(ots) - Was Erwachsene schon als Cybermobbing empfinden,
ist für Jugendliche oft noch harmloses Hänseln. "Necken, verspotten,
schikanieren? Wann Cybermobbing beginnt und was man dagegen tun kann"
- unter diesem Motto stand deshalb die 20. Fachtagung des Forums
Medienpädagogik, die gestern in der Bayerischen Landeszentrale für
neue Medien (BLM) stattfand.
"Digitaler Smalltalk kann sich so hochschaukeln, dass es für die
Opfer nicht mehr zu ertragen ist. Was Cybermobbing so problematisch
macht, ist, dass die Opfer - anders als beim Offline-Mobbing auf dem
Pausenhof - keine Rückzugsmöglichkeiten mehr haben: Sie nehmen die
Beleidigungen, Bloßstellungen oder Belästigungen auf dem Smartphone
mit nach Hause", so beschrieb BLM-Präsident Siegfried Schneider den
Wandel des Phänomens Mobbing in Online-Zeiten.

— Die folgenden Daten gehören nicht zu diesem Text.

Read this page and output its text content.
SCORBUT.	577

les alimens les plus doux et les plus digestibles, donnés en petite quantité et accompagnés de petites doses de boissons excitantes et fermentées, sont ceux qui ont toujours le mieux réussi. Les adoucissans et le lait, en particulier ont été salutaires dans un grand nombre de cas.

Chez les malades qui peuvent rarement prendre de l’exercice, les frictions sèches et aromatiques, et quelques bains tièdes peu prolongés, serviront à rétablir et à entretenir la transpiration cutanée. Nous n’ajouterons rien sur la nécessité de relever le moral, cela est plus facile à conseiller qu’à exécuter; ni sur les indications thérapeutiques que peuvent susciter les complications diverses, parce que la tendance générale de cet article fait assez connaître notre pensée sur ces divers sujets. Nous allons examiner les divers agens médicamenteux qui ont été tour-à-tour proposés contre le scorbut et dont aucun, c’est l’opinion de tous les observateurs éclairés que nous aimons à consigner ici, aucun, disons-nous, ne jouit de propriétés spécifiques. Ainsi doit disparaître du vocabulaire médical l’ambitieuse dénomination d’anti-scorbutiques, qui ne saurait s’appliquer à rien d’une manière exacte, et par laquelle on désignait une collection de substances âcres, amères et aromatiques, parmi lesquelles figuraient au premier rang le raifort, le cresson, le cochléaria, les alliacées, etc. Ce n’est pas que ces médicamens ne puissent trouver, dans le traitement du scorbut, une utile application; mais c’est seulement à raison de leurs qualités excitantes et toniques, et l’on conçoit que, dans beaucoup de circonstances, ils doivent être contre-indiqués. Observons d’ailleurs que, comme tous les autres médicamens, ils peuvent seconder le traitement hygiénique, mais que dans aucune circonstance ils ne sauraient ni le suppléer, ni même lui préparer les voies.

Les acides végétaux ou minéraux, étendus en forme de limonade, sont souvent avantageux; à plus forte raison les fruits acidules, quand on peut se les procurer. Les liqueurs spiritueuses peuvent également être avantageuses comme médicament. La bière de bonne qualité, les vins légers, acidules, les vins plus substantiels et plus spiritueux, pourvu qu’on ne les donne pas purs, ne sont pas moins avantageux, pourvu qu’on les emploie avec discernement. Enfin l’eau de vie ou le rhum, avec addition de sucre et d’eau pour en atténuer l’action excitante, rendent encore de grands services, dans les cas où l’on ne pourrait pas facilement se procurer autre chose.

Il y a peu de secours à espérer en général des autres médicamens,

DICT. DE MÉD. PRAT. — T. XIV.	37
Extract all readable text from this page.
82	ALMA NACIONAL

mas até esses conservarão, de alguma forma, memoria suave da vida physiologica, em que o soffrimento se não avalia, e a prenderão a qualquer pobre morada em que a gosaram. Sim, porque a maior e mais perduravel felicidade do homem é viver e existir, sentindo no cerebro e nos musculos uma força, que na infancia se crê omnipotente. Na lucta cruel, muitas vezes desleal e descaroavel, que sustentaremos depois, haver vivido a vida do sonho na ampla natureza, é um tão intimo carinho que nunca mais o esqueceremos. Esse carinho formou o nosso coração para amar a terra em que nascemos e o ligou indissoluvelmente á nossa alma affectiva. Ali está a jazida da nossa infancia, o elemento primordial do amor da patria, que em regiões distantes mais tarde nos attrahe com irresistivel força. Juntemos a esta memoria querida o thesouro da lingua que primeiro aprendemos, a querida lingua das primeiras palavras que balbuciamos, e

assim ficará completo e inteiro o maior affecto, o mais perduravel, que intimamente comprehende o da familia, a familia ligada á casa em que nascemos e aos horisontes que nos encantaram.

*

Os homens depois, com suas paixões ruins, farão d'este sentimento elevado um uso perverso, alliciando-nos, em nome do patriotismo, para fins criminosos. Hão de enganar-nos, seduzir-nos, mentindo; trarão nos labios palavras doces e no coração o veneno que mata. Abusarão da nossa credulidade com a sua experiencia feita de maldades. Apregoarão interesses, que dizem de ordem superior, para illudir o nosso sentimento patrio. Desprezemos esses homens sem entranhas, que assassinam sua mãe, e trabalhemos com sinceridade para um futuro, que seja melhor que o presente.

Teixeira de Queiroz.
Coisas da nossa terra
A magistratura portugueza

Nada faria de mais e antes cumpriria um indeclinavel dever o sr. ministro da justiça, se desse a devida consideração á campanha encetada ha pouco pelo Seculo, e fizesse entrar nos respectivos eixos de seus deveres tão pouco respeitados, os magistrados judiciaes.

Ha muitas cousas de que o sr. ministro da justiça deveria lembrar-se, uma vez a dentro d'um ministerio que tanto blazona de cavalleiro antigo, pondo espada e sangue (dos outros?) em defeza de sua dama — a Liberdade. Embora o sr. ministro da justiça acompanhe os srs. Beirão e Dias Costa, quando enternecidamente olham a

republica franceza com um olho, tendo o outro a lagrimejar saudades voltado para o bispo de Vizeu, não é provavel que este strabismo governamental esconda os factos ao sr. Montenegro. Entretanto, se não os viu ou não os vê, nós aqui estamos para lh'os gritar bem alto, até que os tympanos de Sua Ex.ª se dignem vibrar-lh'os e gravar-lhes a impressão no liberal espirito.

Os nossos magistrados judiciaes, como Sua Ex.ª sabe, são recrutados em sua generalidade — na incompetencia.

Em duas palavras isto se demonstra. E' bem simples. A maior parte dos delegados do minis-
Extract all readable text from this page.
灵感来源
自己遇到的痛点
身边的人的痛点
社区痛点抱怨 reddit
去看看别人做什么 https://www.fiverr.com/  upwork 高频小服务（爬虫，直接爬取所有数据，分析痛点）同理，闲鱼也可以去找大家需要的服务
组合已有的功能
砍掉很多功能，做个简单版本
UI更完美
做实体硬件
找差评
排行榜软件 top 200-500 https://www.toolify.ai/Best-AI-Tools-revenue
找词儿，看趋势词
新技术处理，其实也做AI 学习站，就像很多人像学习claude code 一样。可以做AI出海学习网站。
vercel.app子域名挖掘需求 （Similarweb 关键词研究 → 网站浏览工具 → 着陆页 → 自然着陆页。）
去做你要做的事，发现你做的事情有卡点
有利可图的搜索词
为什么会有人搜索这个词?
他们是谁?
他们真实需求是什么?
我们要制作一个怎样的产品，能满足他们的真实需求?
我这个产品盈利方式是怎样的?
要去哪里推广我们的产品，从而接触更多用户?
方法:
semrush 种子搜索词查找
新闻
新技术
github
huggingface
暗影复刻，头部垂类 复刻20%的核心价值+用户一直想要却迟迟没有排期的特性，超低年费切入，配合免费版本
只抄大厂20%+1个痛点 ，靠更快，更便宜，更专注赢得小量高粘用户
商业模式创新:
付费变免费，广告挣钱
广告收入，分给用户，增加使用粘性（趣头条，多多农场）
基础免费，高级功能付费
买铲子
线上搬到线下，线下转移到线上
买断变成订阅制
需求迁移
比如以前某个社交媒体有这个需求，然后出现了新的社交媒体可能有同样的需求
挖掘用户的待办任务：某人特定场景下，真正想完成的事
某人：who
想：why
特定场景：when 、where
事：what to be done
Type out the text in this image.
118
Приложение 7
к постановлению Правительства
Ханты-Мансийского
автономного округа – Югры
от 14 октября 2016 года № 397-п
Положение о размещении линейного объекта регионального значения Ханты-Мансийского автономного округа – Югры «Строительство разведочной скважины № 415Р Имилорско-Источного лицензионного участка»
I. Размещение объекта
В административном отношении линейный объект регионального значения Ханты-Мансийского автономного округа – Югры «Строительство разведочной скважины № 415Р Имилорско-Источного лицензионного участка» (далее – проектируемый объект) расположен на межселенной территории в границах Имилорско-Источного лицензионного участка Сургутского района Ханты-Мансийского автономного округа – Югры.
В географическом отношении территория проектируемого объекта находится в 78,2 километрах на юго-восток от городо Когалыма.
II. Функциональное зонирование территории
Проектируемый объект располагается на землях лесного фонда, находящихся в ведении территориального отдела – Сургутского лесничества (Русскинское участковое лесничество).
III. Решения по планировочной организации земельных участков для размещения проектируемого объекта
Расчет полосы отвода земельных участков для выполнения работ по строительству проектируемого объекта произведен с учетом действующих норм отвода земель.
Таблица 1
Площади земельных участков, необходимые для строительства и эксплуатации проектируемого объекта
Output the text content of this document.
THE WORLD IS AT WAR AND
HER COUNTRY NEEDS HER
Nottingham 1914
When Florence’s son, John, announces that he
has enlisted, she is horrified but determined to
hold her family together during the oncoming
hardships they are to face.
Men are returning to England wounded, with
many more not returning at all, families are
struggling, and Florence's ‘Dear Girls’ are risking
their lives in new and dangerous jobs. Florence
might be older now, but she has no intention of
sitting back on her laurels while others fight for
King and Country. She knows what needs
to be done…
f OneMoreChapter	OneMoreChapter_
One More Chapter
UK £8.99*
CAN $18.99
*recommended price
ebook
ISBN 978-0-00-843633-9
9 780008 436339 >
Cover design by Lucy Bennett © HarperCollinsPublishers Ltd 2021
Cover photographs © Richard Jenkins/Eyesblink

Ein brisantes Thema, das die mehr als 180 Teilnehmerinnen und
Teilnehmer der ausgebuchten Veranstaltung einen Tag lang in Referaten
und Workshops beschäftigte - immer mit dem Ziel vor Augen, "neue
Medien sinnvoll zu nutzen und dabei menschlich zu bleiben", seit 20
Jahren Antrieb der Fachtagung.
Dass Kinder gemein und auch gnadenlos sein können, ist nicht neu.
Verena Weigand, Bereichsleiterin Medienkompetenz und Jugendschutz der
BLM und stellvertretende Vorstandvorsitzende der Stiftung
Medienpädagogik Bayern, machte das in ihrem Eröffnungsreferat
deutlich. Sie zeigte Mobbing gestern und heute an Filmbeispielen vom
"Hässlichen Entlein" über den "jungen Törleß" und "Deutschland sucht
den Superstar" bis hin zu einem Exkurs in den Musikbereich. "Nicht
die Menschen, erst recht nicht die Kinder und Jugendlichen, sind
grausamer geworden. Es sind die Mittel, die Mobbing heute noch
problematischer machen", resümierte Weigand mit Blick auf die
besondere Problematik des Cybermobbings.
Die Digitalisierung der Gesellschaft hat die Kommunikationsräume
erweitert und damit den Raum, in dem Menschen Konflikte austragen.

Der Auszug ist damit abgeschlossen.